An Open Letter to Time Magazine
/Dear Time Magazine, Glimpsed your latest cover (right in time for Mother's Day! ::hugsies!::) and confess that it has had the opposite effect on me than that which I assume your marketers hoped.
Instead of intriguing me with the provocative title framing the lithe figure of the seductively-posed mother breastfeeding her alleged 3 year-old, I actually sighed and thought, "Oh. This again."
Because, this sexualizing breastfeeding to the point that we're practically hearing echoes of Janet Jackson's wardrobe malfunction when looking at this picture? So overcooked. And the toddler (who does seem a hulking little man for a mere three years) giving the side-eye, like, Uh, who invited you to milkfest 2012? Not really all that interesting.
In fact, the incendiary topic of Attachment Parenting? Just doesn't really razzle me. I'm not saying I don't believe in attachment parenting, as in, I don't subscribe to it as a philosophy. I mean, outright, I don't believe there really is something called Attachment Parenting. I know people identify themselves as APs and I know Dr. Sears would love for me and 10 million other parents worldwide to buy his book.
But I won't buy his book or your magazine and I won't buy into this "brand" of parenting.
You see, I believe there's just one thing: parenting. And parenting, like many other jobs and lifestyles and roles is about choices. Choices to do well as a parent, choices to improve, to listen to one's children's needs, to intuit when something might present a challenge for one's child, to surround oneself in a community of like-minded and supportive parents, to bear parenting traditions, to shirk parenting traditions, to grow, to learn, to share, to nurture, to be. A parent. A good one.
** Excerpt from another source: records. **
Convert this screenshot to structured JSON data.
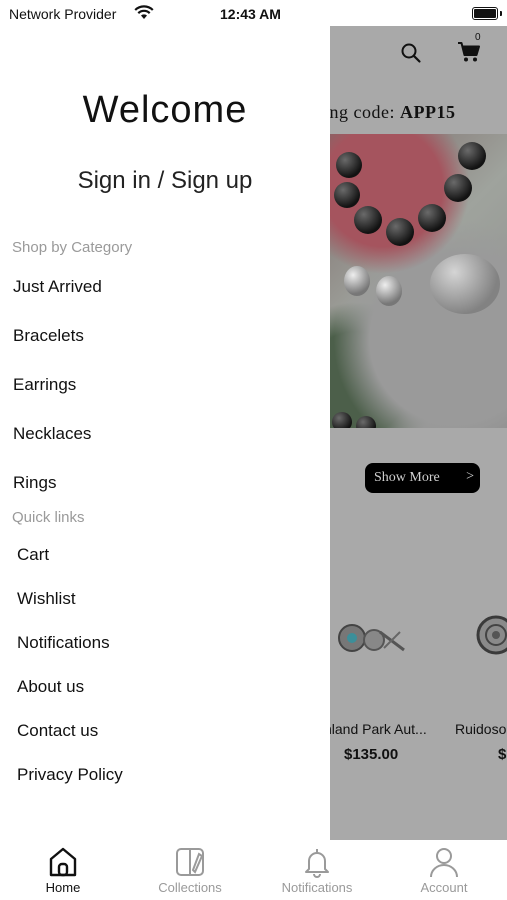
{
  "status_bar": {
    "carrier": "Network Provider",
    "time": "12:43 AM"
  },
  "background": {
    "cart_count": "0",
    "promo_text_prefix": "ing code: ",
    "promo_code": "APP15",
    "show_more_label": "Show More",
    "show_more_chevron": ">",
    "products": [
      {
        "name": "nland Park Aut...",
        "price": "$135.00"
      },
      {
        "name": "Ruidoso",
        "price": "$"
      }
    ]
  },
  "drawer": {
    "welcome": "Welcome",
    "sign_in": "Sign in / Sign up",
    "shop_by_category_title": "Shop by Category",
    "categories": [
      "Just Arrived",
      "Bracelets",
      "Earrings",
      "Necklaces",
      "Rings"
    ],
    "quick_links_title": "Quick links",
    "quick_links": [
      "Cart",
      "Wishlist",
      "Notifications",
      "About us",
      "Contact us",
      "Privacy Policy"
    ]
  },
  "tab_bar": [
    {
      "label": "Home",
      "icon": "home-icon",
      "active": true
    },
    {
      "label": "Collections",
      "icon": "collections-icon",
      "active": false
    },
    {
      "label": "Notifications",
      "icon": "bell-icon",
      "active": false
    },
    {
      "label": "Account",
      "icon": "person-icon",
      "active": false
    }
  ]
}
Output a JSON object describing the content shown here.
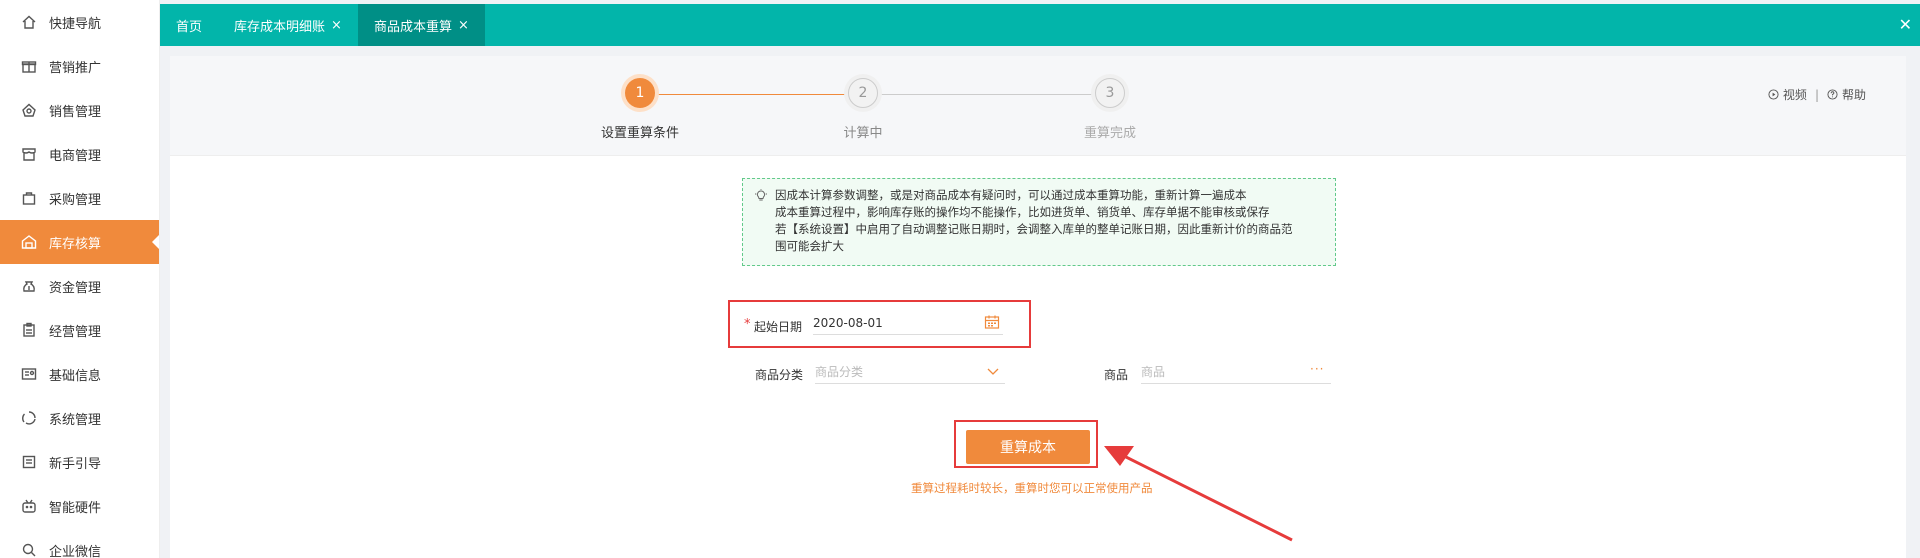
{
  "sidebar": {
    "items": [
      {
        "label": "快捷导航",
        "icon": "home-icon"
      },
      {
        "label": "营销推广",
        "icon": "gift-icon"
      },
      {
        "label": "销售管理",
        "icon": "sales-icon"
      },
      {
        "label": "电商管理",
        "icon": "store-icon"
      },
      {
        "label": "采购管理",
        "icon": "bag-icon"
      },
      {
        "label": "库存核算",
        "icon": "warehouse-icon"
      },
      {
        "label": "资金管理",
        "icon": "money-bag-icon"
      },
      {
        "label": "经营管理",
        "icon": "clipboard-icon"
      },
      {
        "label": "基础信息",
        "icon": "id-card-icon"
      },
      {
        "label": "系统管理",
        "icon": "cycle-icon"
      },
      {
        "label": "新手引导",
        "icon": "guide-icon"
      },
      {
        "label": "智能硬件",
        "icon": "device-icon"
      },
      {
        "label": "企业微信",
        "icon": "search-icon"
      }
    ],
    "active_index": 5
  },
  "tabs": [
    {
      "label": "首页",
      "closable": false
    },
    {
      "label": "库存成本明细账",
      "closable": true
    },
    {
      "label": "商品成本重算",
      "closable": true
    }
  ],
  "tab_close_glyph": "×",
  "close_all_glyph": "✕",
  "steps": [
    {
      "number": "1",
      "label": "设置重算条件"
    },
    {
      "number": "2",
      "label": "计算中"
    },
    {
      "number": "3",
      "label": "重算完成"
    }
  ],
  "help": {
    "video_label": "视频",
    "separator": "|",
    "help_label": "帮助"
  },
  "notice": {
    "lines": [
      "因成本计算参数调整，或是对商品成本有疑问时，可以通过成本重算功能，重新计算一遍成本",
      "成本重算过程中，影响库存账的操作均不能操作，比如进货单、销货单、库存单据不能审核或保存",
      "若【系统设置】中启用了自动调整记账日期时，会调整入库单的整单记账日期，因此重新计价的商品范",
      "围可能会扩大"
    ]
  },
  "form": {
    "required_mark": "*",
    "start_date_label": "起始日期",
    "start_date_value": "2020-08-01",
    "category_label": "商品分类",
    "category_placeholder": "商品分类",
    "product_label": "商品",
    "product_placeholder": "商品",
    "more_glyph": "···"
  },
  "action": {
    "recalc_button": "重算成本",
    "tip": "重算过程耗时较长，重算时您可以正常使用产品"
  },
  "colors": {
    "accent": "#f08a3c",
    "teal": "#02b5aa",
    "highlight": "#e63b3b"
  }
}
So while I won't be reading your articles about attachment parenting and all the presumed subtopics of mommy wars and cloth diapering and to vaccinate or not, I will oblige a question that I know for you was a rhetorical one anyway.
Am I Mom Enough?
I am certainly, doggedly trying to be. For my two most important blessings whose benchmarks and metrics are ever changing.
Their love is far more than enough for me.